3. Improve medical insurance support policies.All regions shall coordinate with relevant departments to establish basic medical insurance reimbursement policies that are practical and conducive to enhancing the appeal of family doctor contract services. These policies should fully leverage the incentivizing role of medical insurance funds by implementing differentiated payment mechanisms—such as lowering deductibles, allowing cumulative calculation of deductibles, and increasing reimbursement rates for hospitalizations following referrals—thereby guiding residents to seek care at primary healthcare facilities.


(4) Promote adjustments to service prices. Localities shall coordinate with price regulatory authorities to reasonably adjust the prices of services related to contracted care, particularly by adding and adjusting the pricing for services such as home visits, home hospital beds, and home nursing care, which fully reflect the technical and labor value provided by family doctor team members.


Strengthening the Assessment and Evaluation of Contracted Services


Regarding performance assessment, all regions shall establish an evaluation mechanism for family doctor contract services, incorporate it into the comprehensive performance appraisal of primary healthcare institutions, conduct regular assessments, and link the assessment results to the total performance-based wage pool of primary healthcare institutions and the remuneration of their principal leaders.

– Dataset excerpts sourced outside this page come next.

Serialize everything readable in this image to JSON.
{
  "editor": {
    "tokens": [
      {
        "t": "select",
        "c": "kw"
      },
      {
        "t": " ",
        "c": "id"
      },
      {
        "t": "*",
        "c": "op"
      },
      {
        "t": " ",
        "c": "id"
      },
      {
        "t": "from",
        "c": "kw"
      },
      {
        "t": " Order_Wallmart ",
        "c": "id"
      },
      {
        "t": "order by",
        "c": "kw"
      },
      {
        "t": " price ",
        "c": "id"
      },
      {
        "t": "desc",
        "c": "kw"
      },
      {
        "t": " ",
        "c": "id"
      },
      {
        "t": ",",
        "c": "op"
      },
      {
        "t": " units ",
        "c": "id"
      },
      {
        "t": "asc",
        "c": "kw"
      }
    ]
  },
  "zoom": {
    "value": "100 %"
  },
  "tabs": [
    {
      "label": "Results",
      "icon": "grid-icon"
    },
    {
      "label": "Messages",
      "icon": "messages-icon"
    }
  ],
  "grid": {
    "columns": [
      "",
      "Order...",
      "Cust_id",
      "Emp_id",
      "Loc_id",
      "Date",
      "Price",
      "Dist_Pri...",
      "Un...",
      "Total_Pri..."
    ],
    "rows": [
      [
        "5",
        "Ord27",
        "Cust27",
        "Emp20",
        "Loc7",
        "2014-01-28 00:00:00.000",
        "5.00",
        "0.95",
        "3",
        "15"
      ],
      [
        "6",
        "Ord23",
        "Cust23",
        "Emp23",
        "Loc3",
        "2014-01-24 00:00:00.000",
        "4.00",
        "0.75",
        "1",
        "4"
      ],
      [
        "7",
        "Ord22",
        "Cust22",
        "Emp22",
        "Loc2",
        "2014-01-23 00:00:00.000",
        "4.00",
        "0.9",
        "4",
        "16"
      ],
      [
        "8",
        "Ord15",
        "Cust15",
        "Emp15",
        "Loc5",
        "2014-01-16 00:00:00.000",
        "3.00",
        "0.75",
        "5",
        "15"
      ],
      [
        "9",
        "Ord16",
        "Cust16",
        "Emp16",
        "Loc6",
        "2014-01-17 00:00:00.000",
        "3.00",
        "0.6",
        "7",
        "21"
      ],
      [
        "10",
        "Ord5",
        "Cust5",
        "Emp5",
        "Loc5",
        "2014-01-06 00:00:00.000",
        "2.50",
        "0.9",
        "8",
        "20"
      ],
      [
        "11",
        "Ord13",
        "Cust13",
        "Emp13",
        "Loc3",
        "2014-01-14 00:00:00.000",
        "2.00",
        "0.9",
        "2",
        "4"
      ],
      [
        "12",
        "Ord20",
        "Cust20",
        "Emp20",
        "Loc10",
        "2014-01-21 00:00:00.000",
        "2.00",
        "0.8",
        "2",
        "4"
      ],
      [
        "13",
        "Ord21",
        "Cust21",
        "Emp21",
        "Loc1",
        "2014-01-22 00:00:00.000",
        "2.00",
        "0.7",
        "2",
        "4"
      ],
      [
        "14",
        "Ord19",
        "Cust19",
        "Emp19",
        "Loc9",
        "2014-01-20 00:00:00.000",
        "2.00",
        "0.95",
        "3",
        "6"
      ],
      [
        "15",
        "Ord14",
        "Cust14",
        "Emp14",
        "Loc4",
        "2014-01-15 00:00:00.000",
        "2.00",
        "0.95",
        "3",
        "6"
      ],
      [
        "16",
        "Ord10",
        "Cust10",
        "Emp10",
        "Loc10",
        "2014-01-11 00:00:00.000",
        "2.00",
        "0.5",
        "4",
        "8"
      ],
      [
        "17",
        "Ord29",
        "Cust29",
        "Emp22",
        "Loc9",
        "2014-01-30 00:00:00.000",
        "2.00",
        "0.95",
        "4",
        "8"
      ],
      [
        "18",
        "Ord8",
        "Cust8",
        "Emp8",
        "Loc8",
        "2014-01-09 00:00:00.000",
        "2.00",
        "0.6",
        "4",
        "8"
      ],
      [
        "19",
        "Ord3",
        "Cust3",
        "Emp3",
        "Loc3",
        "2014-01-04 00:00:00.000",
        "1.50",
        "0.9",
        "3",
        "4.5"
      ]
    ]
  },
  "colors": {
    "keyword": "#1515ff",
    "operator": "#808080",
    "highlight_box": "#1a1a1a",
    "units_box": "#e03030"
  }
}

Adopt a goal-oriented approach to improve the evaluation and assessment indicator system, with core metrics including the number and composition of contracted individuals, service quality, health management outcomes, resident satisfaction, control of medical and pharmaceutical costs, and the proportion of contracted residents seeking primary care at grassroots institutions. Strictly guard against bureaucracy and formalism. Fabrication of contract service agreements and other fraudulent practices shall be seriously corrected and investigated. By the end of May 2018, all localities shall organize a quality supervision inspection based on self-examination and self-assessment conducted at the grassroots level, and our Commission will conduct supervisory inspections as appropriate.


In terms of management assessment, primary healthcare institutions shall establish and improve internal management and performance appraisal mechanisms, leveraging information technology to enhance the authenticity and accuracy of data collection, analysis, and utilization.Assessment results shall be linked to the performance-based compensation distribution for family doctor teams and individuals, adhering to the principles of “more pay for more work” and “higher pay for better performance.”


Meanwhile, efforts should be intensified to promote and publicize contracted services. Localities should make full use of various information dissemination media to enhance residents’ awareness and utilization rates. It is essential to maintain consistent messaging in publicity campaigns, enabling residents to understand the connotations and standards of contracted services at the current stage, and to reasonably manage their expectations.


May 19, 2018, marked the 8th “World Family Doctor Day.” Localities are required to organize centralized thematic publicity campaigns, highlight exemplary practices of outstanding family doctors and family doctor teams, promote the concept of enhancing health management through contracted services, and foster a favorable social atmosphere for widespread participation in and support of contracted services.